ECE Ph.D. Qualifying Exam

Automatic Control (AC)

Question 3: Optimization

August 2013



Student answers and discussions for Part 1,2,3,4,5

1.(20 pts) In some of the optimization methods, when minimizing a given function f(x), we select an intial guess $ x^{(0)} $ and a real symmetric positive definite matrix $ H_{0} $. Then we computed $ d^{(k)} = -H_{k}g^{(k)} $, where $ g^{(k)} = \nabla f( x^{(k)} ) $, and $ x^{(k+1)} = x^{(k)} + \alpha_{k}d^{(k)} $, where
$ \alpha_{k} = arg\min_{\alpha \ge 0}f(x^{(k)} + \alpha d^{(k)}) . $
Suppose that the function we wish to minimize is a standard quadratic of the form,
$ f(x) = \frac{1}{2} x^{T} Qx - x^{T}b+c, Q = Q^{T} > 0. $

(i)(10 pts) Find a closed form expression for $ \alpha_k $ in terms of $ Q, H_k, g^{(k)} $, and $ d^{(k)}; $
(ii)(10 pts) Give a sufficient condition on $ H_k $ for $ \alpha_k $ to be positive.

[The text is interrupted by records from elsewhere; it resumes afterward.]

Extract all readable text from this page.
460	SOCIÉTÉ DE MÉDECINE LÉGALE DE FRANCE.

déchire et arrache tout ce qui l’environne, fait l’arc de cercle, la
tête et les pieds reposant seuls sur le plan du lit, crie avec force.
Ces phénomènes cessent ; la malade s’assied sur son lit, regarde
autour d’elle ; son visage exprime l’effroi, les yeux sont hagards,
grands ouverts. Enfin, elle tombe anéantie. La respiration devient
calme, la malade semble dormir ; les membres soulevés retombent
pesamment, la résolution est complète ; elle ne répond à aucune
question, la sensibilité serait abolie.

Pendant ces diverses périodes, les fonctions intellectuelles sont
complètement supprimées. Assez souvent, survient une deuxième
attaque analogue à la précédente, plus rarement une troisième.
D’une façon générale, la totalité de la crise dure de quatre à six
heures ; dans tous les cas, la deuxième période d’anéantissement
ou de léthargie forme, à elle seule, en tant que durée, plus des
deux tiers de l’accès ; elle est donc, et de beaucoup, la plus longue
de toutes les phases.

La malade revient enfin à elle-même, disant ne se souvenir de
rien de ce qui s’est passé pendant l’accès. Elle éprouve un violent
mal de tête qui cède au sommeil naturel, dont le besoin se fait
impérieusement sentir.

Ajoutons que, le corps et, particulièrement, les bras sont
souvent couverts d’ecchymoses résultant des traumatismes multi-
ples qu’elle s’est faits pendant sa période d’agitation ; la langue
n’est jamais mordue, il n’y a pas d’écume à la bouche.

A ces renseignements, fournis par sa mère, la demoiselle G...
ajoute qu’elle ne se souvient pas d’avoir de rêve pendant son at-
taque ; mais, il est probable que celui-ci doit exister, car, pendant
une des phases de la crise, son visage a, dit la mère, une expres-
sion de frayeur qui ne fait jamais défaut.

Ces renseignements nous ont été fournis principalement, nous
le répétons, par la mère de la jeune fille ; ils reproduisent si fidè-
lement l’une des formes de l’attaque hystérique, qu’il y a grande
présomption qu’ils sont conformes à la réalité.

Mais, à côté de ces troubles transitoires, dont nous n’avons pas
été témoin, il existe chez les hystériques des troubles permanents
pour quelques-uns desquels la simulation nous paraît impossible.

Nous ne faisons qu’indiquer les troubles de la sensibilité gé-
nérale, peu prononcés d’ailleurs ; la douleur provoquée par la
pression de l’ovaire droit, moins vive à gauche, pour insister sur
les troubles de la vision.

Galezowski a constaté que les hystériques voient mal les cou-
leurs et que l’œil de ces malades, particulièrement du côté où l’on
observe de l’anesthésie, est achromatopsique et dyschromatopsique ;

Click here to view student answers and discussions

Problem 2. (20 pts) [(i) (10 pts)] Consider the one-point crossover of a chromosome in the schema
H = * 1 * 0 1 0 *
where the probability that a chromosome is chosen for crossover is $ p_c = 0.5. $ Find an upper bound on the probability that a chromosome from H will be destroyed by the one-point crossover.

[(ii) (10 pts)] Consider a chromosome in the schema
H = * 1 * 0 * * *
Find the probability that the mutation operation destroys the schema, where the probability of random change of each symbol of the chromosome is $ p_m = 0.1 $ independently.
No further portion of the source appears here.